RFR (S) 8150465: Unsafe methods to produce uninitialized arrays

John Rose john.r.rose at oracle.com
Fri Feb 26 08:01:22 UTC 2016


On Feb 25, 2016, at 12:10 AM, Aleksey Shipilev <aleksey.shipilev at oracle.com> wrote:
> 
>> Yes, primitive arrays are fine if the header is correct. In this case
>> changes are fine but you may need to add a check in
>> inline_unsafe_newArray() that it is only primitive types.
> 
> Alas, the class argument may not be constant, and so we would need a
> runtime check there, which would duplicate the check we already have in
> Unsafe.java. I'd prefer to follow the upcoming pattern in Mikael's
> Unsafe cleanup with making as much checks on Java side.

Yes, follow that pattern.  In unsafe.cpp, you should use an assert
(or guarantee) to back up the Java-level checks.  The effect of the
assert is to help diagnose any failure of the Java-level checks.

The compiler intrinsic does not need the double-checking.
Rather, it should run AFAP (as fast as possible) under the
assumption that the Java-level checks have run or don't apply.


On Feb 25, 2016, at 11:01 PM, Aleksey Shipilev <aleksey.shipilev at oracle.com> wrote:

> But if you accept the premise that Unsafe.allocateUninitializedArray is
> wrong because it can leak data from previous allocation if used
> incorrectly, then you should equally accept that compilers should not do
> the same automatic optimization too. Even more so, because the compiler
> code is much harder to audit for these mistakes; and programmers *do*
> make mistakes in that complicated compiler code.

Exactly right.  Unsafe is the "in your face" way to do the same kind of
shady stuff that (otherwise) the C runtime or the JIT IR transforms would
have to do.  In many cases, the necessary audits and proofs are safer
and easier to accomplish when looking at Java code than when looking
at C code (behind a JNI mask) or JIT IR transforms (which nobody
fully understands).  Unsafe is a frank admission that sometimes the
barn needs sweeping, and that it might as well be swept in the daylight.
We don't sit around in the living room pretending we can't smell it.

About the javadoc:

>      * This method is suitable for special high-performance code
>      * that is known to overwrite the array contents right after the allocation.

I suggest pounding harder on this warning:

> In fact, users of this method are required to overwrite the initial (garbage) array
> contents before allowing untrusted code, or code in other threads, to observe
> the reference to the newly allocated array.  In addition, the publication of the
> array reference must be safe according to the JMM.

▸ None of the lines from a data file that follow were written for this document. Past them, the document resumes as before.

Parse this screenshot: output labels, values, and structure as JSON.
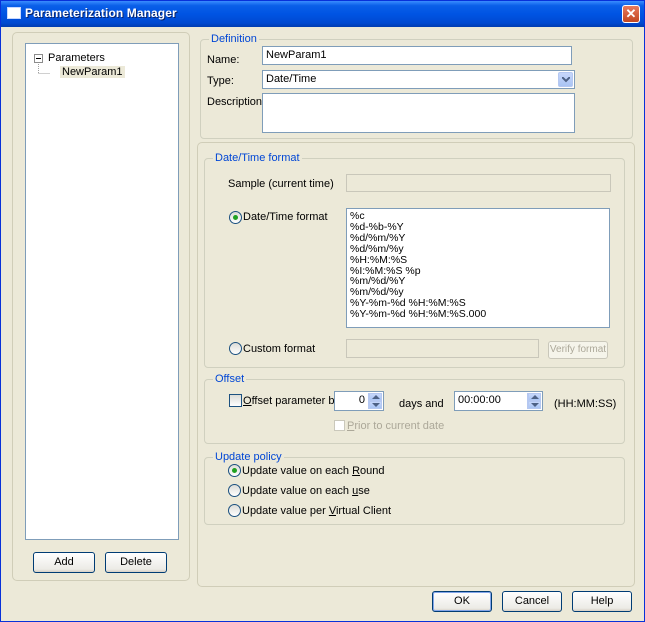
{
  "window": {
    "title": "Parameterization Manager",
    "close_glyph": "✕"
  },
  "tree": {
    "root": "Parameters",
    "child": "NewParam1"
  },
  "left_buttons": {
    "add": "Add",
    "delete": "Delete"
  },
  "definition": {
    "title": "Definition",
    "name_label": "Name:",
    "name_value": "NewParam1",
    "type_label": "Type:",
    "type_value": "Date/Time",
    "description_label": "Description",
    "description_value": ""
  },
  "datetime_format": {
    "title": "Date/Time format",
    "sample_label": "Sample (current time)",
    "sample_value": "",
    "format_radio_label": "Date/Time format",
    "format_selected": true,
    "formats": [
      "%c",
      "%d-%b-%Y",
      "%d/%m/%Y",
      "%d/%m/%y",
      "%H:%M:%S",
      "%I:%M:%S %p",
      "%m/%d/%Y",
      "%m/%d/%y",
      "%Y-%m-%d %H:%M:%S",
      "%Y-%m-%d %H:%M:%S.000"
    ],
    "custom_radio_label": "Custom format",
    "custom_value": "",
    "verify_button": "Verify format"
  },
  "offset": {
    "title": "Offset",
    "offset_check_label_first": "O",
    "offset_check_label_rest": "ffset parameter by",
    "days_value": "0",
    "days_label": "days and",
    "time_value": "00:00:00",
    "time_unit": "(HH:MM:SS)",
    "prior_label_first": "P",
    "prior_label_rest": "rior to current date"
  },
  "update_policy": {
    "title": "Update policy",
    "options": [
      {
        "pre": "Update value on each ",
        "key": "R",
        "post": "ound",
        "checked": true
      },
      {
        "pre": "Update value on each ",
        "key": "u",
        "post": "se",
        "checked": false
      },
      {
        "pre": "Update value per ",
        "key": "V",
        "post": "irtual Client",
        "checked": false
      }
    ]
  },
  "footer": {
    "ok": "OK",
    "cancel": "Cancel",
    "help": "Help"
  },
  "colors": {
    "titlebar": "#0054E3",
    "dialog_bg": "#ECE9D8",
    "group_title": "#0046D5",
    "radio_dot": "#21A121"
  }
}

Suggesting:  Provide a second function to ensure the safe publication,
and require users of aUA to call it before publication.

> public Object markArrayInitialized(Object array) { /*mem-fence?*/ return array; }

It can't really be enforced, but it makes a clear target for best practices.

I find it very useful, when thinking about safe object allocation, to
distinguish between larval and public stages.  The mAI function makes
it very explicit where the stage change happens.  And it could map
directly into the C2 IR, which represents these stages internally.